Foley v. Interactive Data Corp.
765 P.2d 373 (Cal.1988).
Foley started at Interactive in 1976 as an assistant product manager and eventually worked his way up to branch manager. His contract didn’t state any limitation on the grounds for which his employment could be terminated, and in 1983 he was fired.
- The event that led to Foley’s discharge was a private conversation he had with his supervisor, VP Richard Earnest:
- Robert Kuhne was named to replace Earnest, and Foley informed Earnest that Kuhnh was currently under investigation by the FBI for embezzlement from his former employer, Bank of America.
- Foley then filed suit, seeking compensatory and punitive damages for wrongful discharge.
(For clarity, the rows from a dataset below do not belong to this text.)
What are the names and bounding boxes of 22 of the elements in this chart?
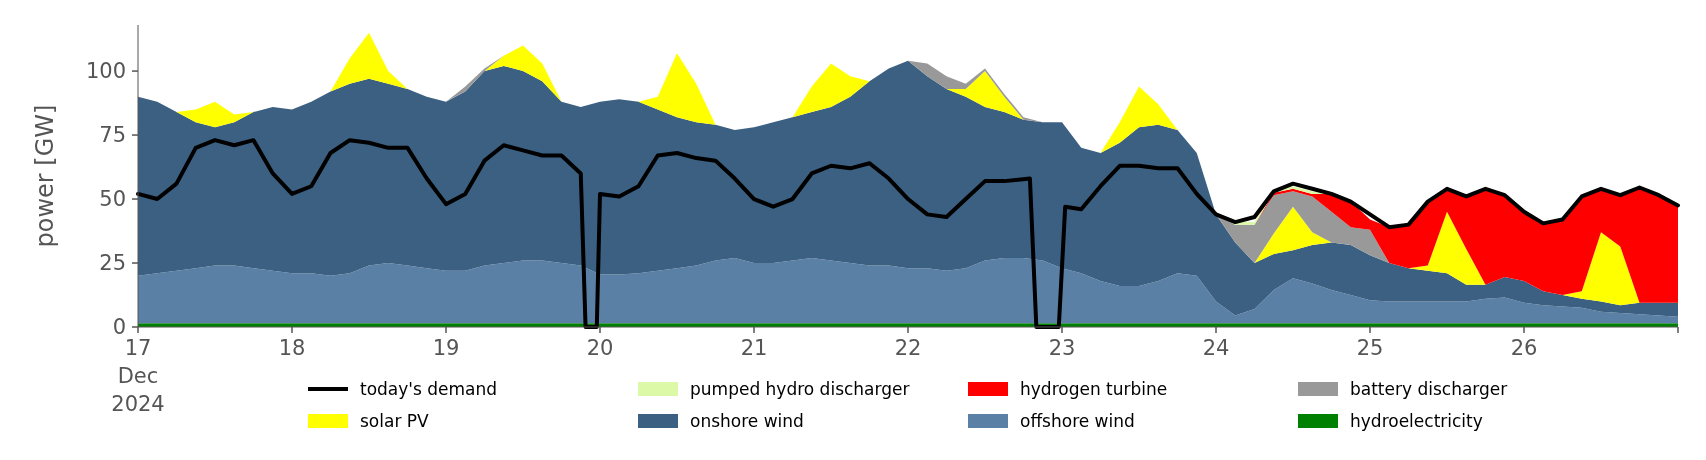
- x-tick-label: 22: [894, 336, 922, 360]
- y-tick-label: 25: [99, 251, 126, 276]
- legend-label: solar PV: [360, 410, 430, 431]
- legend-label: pumped hydro discharger: [690, 378, 910, 399]
- x-tick-label: 23: [1048, 336, 1076, 360]
- x-tick-label: 21: [740, 336, 768, 360]
- x-tick-label: 19: [432, 336, 460, 360]
- legend-label: hydrogen turbine: [1020, 378, 1168, 399]
- y-axis-title: power [GW]: [31, 104, 59, 248]
- x-tick-label: 20: [586, 336, 614, 360]
- legend-label: hydroelectricity: [1350, 410, 1483, 431]
- legend-label: offshore wind: [1020, 410, 1135, 431]
- x-tick-label: 26: [1510, 336, 1538, 360]
- x-tick-label: 24: [1202, 336, 1230, 360]
- y-tick-label: 100: [85, 59, 126, 84]
- x-tick-label: 18: [278, 336, 306, 360]
- legend-label: today's demand: [360, 378, 498, 399]
- y-tick-label: 75: [99, 123, 126, 148]
- legend-label: battery discharger: [1350, 378, 1508, 399]
- legend-label: onshore wind: [690, 410, 804, 431]
- x-tick-label: 25: [1356, 336, 1384, 360]
- y-tick-label: 50: [99, 187, 126, 212]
He asserted three theories:
(1) A tort cause of action alleging a discharge in violation of public policy.
(2) A contract cause of action for breach of an implied-in-fact promise to discharge for good cause only.
(3) A cause of action alleging a tortious breach of the implied covenant of good faith and fair dealing.
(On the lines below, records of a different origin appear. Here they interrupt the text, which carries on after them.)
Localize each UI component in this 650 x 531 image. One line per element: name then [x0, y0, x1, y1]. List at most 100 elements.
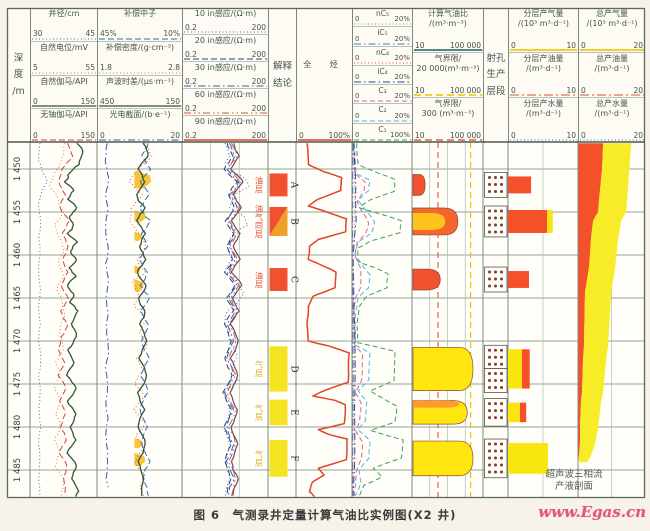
layer-bar-A-oil [508, 176, 532, 194]
header-comp-row-5: C₂ 0 20% [353, 104, 412, 124]
curve-th [306, 143, 350, 497]
depth-label: 1 475 [13, 372, 23, 396]
depth-label: 1 450 [13, 157, 23, 181]
total-gas-area [578, 143, 632, 463]
header-t1-row-3: 无铀伽马/API 0 150 [31, 109, 97, 142]
interp-block-D [269, 346, 288, 392]
header-t1: 井径/cm 30 45 自然电位/mV 5 55 自然伽马/API 0 150 无铀伽… [30, 8, 97, 142]
curve-ic5 [352, 143, 354, 496]
header-comp-row-2: nC₄ 0 20% [353, 47, 412, 66]
scale-line-sample [354, 139, 412, 141]
header-total-row-0: 总产气量/(10³ m³·d⁻¹) 0 20 [579, 8, 645, 53]
layer-bar-E-gas [508, 402, 520, 423]
scale-line-sample [32, 72, 97, 73]
figure-caption: 图 6 气测录井定量计算气油比实例图(X2 井) [193, 508, 457, 522]
density-neutron-crossover [134, 452, 146, 467]
zone-letter-B: B [289, 218, 299, 225]
header-t3-row-1: 20 in感应/(Ω·m) 0.2 200 [183, 35, 268, 62]
header-t3-row-0: 10 in感应/(Ω·m) 0.2 200 [183, 8, 268, 35]
layer-bar-D-gas [508, 349, 522, 389]
density-neutron-crossover [134, 231, 143, 242]
zone-label-A: 层 [255, 185, 263, 194]
curve-c2 [353, 143, 376, 497]
header-t2-row-3: 光电截面/(b·e⁻¹) 0 20 [98, 109, 182, 142]
scale-line-sample [354, 43, 412, 45]
scale-line-sample [580, 94, 645, 96]
gor-bullet-C [412, 268, 441, 291]
scale-line-sample [354, 23, 412, 25]
zone-label-A: 油 [255, 176, 263, 186]
scale-line-sample [354, 120, 412, 122]
header-t2: 补偿中子 45% 10% 补偿密度/(g·cm⁻³) 1.8 2.8 声波时差/(μ… [97, 8, 182, 142]
zone-label-C: 油 [255, 270, 263, 280]
zone-label-B: 层 [255, 230, 263, 239]
header-layer-row-1: 分层产油量/(m³·d⁻¹) 0 10 [509, 53, 578, 98]
scale-line-sample [510, 94, 578, 96]
curve-res_base [224, 142, 240, 496]
watermark: www.Egas.cn [538, 503, 646, 521]
zone-label-D: 层 [255, 369, 263, 378]
depth-label: 1 460 [13, 243, 23, 267]
depth-label: 1 470 [13, 329, 23, 353]
header-th: 全 烃 0 100% [296, 8, 352, 142]
layer-bar-C-oil [508, 271, 529, 288]
header-comp-row-0: nC₅ 0 20% [353, 8, 412, 28]
scale-line-sample [32, 105, 97, 107]
header-layer-row-0: 分层产气量/(10³ m³·d⁻¹) 0 10 [509, 8, 578, 53]
header-total-row-1: 总产油量/(m³·d⁻¹) 0 20 [579, 53, 645, 98]
layer-bar-D-oil [522, 349, 530, 389]
header-t3-row-4: 90 in感应/(Ω·m) 0.2 200 [183, 116, 268, 142]
header-gor-row-2: 气界限/300 (m³·m⁻³) 10 100 000 [413, 98, 483, 142]
zone-label-B: 气 [255, 212, 263, 222]
density-neutron-crossover [134, 279, 144, 292]
curve-nc4 [352, 143, 356, 496]
zone-label-E: 层 [255, 413, 263, 422]
curve-sonic [135, 142, 149, 496]
depth-label: 1 455 [13, 200, 23, 224]
interp-block-B [269, 206, 288, 236]
zone-letter-D: D [289, 365, 299, 372]
zone-letter-C: C [289, 276, 299, 283]
header-comp: nC₅ 0 20% iC₅ 0 20% nC₄ 0 20% iC₄ 0 20% C₃ 0 20% C… [352, 8, 412, 142]
perforation-block-E [484, 398, 508, 427]
scale-line-sample [354, 100, 412, 102]
scale-line-sample [298, 139, 352, 141]
scale-line-sample [354, 62, 412, 64]
curve-density [128, 142, 152, 497]
scale-line-sample [580, 139, 645, 141]
depth-column-header: 深度/m [7, 8, 30, 142]
curve-ugr [57, 143, 74, 496]
scale-line-sample [414, 49, 483, 51]
header-comp-row-1: iC₅ 0 20% [353, 27, 412, 47]
interp-block-C [269, 268, 288, 291]
header-total-row-2: 总产水量/(m³·d⁻¹) 0 20 [579, 98, 645, 142]
interp-block-A [269, 173, 288, 197]
gor-bullet-F [412, 440, 474, 477]
zone-label-D: 气 [255, 360, 263, 370]
header-comp-row-4: C₃ 0 20% [353, 85, 412, 105]
perforation-block-B [484, 205, 508, 238]
scale-line-sample [510, 139, 578, 141]
curve-res_base [222, 143, 238, 496]
header-th-row: 全 烃 0 100% [297, 8, 352, 142]
interp-block-F [269, 440, 288, 477]
depth-label: 1 480 [13, 415, 23, 439]
curve-pe [104, 143, 110, 488]
layer-bar-E-oil [519, 402, 527, 423]
density-neutron-crossover [134, 438, 143, 449]
scale-line-sample [184, 85, 268, 87]
layer-bar-B-gas [547, 209, 553, 233]
header-t1-row-2: 自然伽马/API 0 150 [31, 76, 97, 110]
interp-block-E [269, 399, 288, 426]
scale-line-sample [32, 139, 97, 141]
header-t2-row-2: 声波时差/(μs·m⁻¹) 450 150 [98, 76, 182, 110]
scale-line-sample [580, 49, 645, 51]
curve-res_base [229, 142, 244, 496]
zone-label-B: 油 [255, 204, 263, 214]
header-layer-row-2: 分层产水量/(m³·d⁻¹) 0 10 [509, 98, 578, 142]
zone-letter-E: E [289, 409, 299, 416]
header-t2-row-0: 补偿中子 45% 10% [98, 8, 182, 42]
scale-line-sample [184, 139, 268, 141]
depth-label: 1 465 [13, 286, 23, 310]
- The trial court sustained defendant’s demurrer without leave to amend and dismissed all three causes of action.
- The Court of Appeal affirmed the dismissal as to all three counts.
(1) Was the discharge in violation of public policy?
(2) Was there an implied-in-fact contract?
(3) Can a breach of the implied covenant of good faith and fair dealing in employment contracts give rise to an action seeking an award of tort damages?
(2) The court found that he had pleaded facts sufficient to establish, if proved, an implied-in-fact contract limiting the company’s right to dismiss him arbitrarily.
(1) When the duty of an employee to disclose information to his employer serves only the private interest of the employer, the rationale underlying the public policy cause of action is NOT implicated.
(2) See above.
- The covenant of good faith is read into contracts in order to protect the express covenants or promises of the contract, not to protect some general public policy interest not directly tied to the contract’s purposes.
- There’s an exception for insurance cases, but courts that applied that reasoning to employment relationships improperly compared the two:
- Insurance, by its nature, quasi-public – the insured is not seeking to obtain a commercial advantage.
- Furthermore, a breach in the employment context does not place the employee in the same economic dilemma that an insured faces when an insurer in bad faith refuses to pay a claim or to accept a settlement offer within policy limits.
- When an insurer takes such actions, the insured cannot turn to the marketplace to find another insurance company willing to pay for the loss already incurred. The wrongfully terminated employee, on the other hand, can (and must, in order to mitigate damages) make reasonable efforts to seek alternative employment.
Rule: The covenant of good faith and fair dealing does apply to employment contracts, but a breach of the covenant can only give rise to contract damages, NOT tort damages.